10/11/2007

Chaos, Catastrophe, and National Destiny ...


Speaker Circuit: I'm thinking about joining the 'speaker circuit.' It's similar to the 'art gallery circuit.' Last night I went to a talk by Jason Opel, Colby College assistant history professor. It was called, 'Chaos, Catastrophe, and National Destiny: Early Jamestown in Global Perspective.' Free class; well worth it.
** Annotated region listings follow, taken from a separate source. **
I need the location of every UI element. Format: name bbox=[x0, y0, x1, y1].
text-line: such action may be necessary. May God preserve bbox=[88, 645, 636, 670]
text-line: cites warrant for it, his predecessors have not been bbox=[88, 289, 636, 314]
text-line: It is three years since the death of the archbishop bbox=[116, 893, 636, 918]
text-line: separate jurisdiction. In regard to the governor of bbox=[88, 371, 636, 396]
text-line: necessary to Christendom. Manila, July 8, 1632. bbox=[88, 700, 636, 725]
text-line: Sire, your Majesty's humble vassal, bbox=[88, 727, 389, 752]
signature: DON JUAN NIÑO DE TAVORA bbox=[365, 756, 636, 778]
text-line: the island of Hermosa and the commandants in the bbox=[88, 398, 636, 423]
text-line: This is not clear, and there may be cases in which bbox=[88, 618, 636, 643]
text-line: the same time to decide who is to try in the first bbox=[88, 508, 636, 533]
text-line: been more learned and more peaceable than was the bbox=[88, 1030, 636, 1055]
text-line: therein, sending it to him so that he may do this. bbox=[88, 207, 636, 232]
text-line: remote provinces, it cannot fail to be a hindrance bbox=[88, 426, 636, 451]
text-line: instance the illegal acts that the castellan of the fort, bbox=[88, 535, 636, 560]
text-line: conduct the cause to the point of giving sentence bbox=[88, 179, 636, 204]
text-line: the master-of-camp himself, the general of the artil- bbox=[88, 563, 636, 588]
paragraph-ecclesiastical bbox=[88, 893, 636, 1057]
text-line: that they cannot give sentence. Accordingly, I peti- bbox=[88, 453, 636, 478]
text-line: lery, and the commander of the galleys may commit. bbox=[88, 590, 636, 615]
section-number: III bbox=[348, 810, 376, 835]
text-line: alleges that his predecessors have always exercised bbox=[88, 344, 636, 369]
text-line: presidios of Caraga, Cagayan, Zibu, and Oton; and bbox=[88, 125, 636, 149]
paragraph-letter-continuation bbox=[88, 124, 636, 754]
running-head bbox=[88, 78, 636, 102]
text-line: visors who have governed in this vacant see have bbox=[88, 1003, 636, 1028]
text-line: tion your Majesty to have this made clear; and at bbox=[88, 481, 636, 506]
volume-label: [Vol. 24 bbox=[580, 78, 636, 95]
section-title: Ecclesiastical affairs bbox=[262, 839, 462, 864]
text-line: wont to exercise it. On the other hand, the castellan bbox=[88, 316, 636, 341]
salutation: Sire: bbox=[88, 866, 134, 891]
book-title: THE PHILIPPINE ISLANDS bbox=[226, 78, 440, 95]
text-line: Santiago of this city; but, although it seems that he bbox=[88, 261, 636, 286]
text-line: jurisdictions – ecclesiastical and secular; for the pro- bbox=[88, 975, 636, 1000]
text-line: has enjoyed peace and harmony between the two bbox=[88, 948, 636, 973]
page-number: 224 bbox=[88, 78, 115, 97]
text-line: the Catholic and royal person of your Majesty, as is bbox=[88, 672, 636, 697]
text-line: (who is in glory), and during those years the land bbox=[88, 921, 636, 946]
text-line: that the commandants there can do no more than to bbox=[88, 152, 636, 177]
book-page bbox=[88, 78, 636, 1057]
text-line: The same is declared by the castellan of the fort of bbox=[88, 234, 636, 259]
7 p.m., 101007, Waterville Public Library, Maine: (I thought that I was new to the lecturer circuit, but I guess I'm not. I went to a lecture by a well-know photographer Tim Davis maybe a year ago at D.C.'s Bridge Street Books. My friend Andy McMillan pointed me out at the back of a Tim Davis photo, in one of his projects called, 'My Audience'. Cool. That's me in the back.)

Outline:
Chaos, Catastrophe, and National Destiny: Early Jamestown in Global Perspective
Introduction: What's in an anniversary?
I.A Sequence of Events
- The Company and its miscalculations
- Laws Divine, Moral, and [especially] Martial
- Towards slavery
II.Chaos: Masterless Men, 'Blackymore Maids,' and Black Dogs
- Discovering the Ocean
- Redefining Property
- 'A Prison Without Walls'
III. Catastrophe: Lost Colonies, Shipwrecks, and ELEs*
- 'I dare to say it'
- Rats, pigs, and pathogens
- War without mercy
IV. National Destiny: 'This Blessed Plot' and its promoters
- Protestant Nationalism
- The 'Black Legend'
- When the Crown took over
Conclusion: Taking the Step


Some Interesting Points:
Chaos: Virginia was a giant tobacco plantation used to cleanse London of Irish and blacks.
Catastrophe: Over the course of a century smallpox, finding its way into pockets of communities, kills 90 percent of the Native American population. Bermuda, the result of a shipwreck, is one of the most successful colonies.
National Destiny: Protestants invent nationalism. The creation of the Church of England took away the umbrella that united much of the world under Catholicism.


Historical Accuracy: After the lecture, finding a visual aid within arms reach on the children videos shelf of the Waterville Public Library, Opal discussed the historical accuracy ... of history.
My Conclusion: In an attempt to learn something, I did.
As Nancy Hill, a member of the Maine Development Foundation, told me after the discussion, 'If you're going to move to a small town it has to have a college in it.'

*Extinction Level Events

1st D.C. Visitors


I saw Sandi and Jason last night. Sandi is Corcoran College graduating class of 2006, me too. She and her boyfriend Jason are up here from D.C. visiting Jason's parents for a week. We three went to Hattie's Chowder House and the Liberal Cup, in Hallowell, Maine. At the Liberal Cup they make their own beer. It's nice.
What did we talk about? Mooses, D.C., New England, the velocity of similar rounds from different grained cartridges. This is Maine.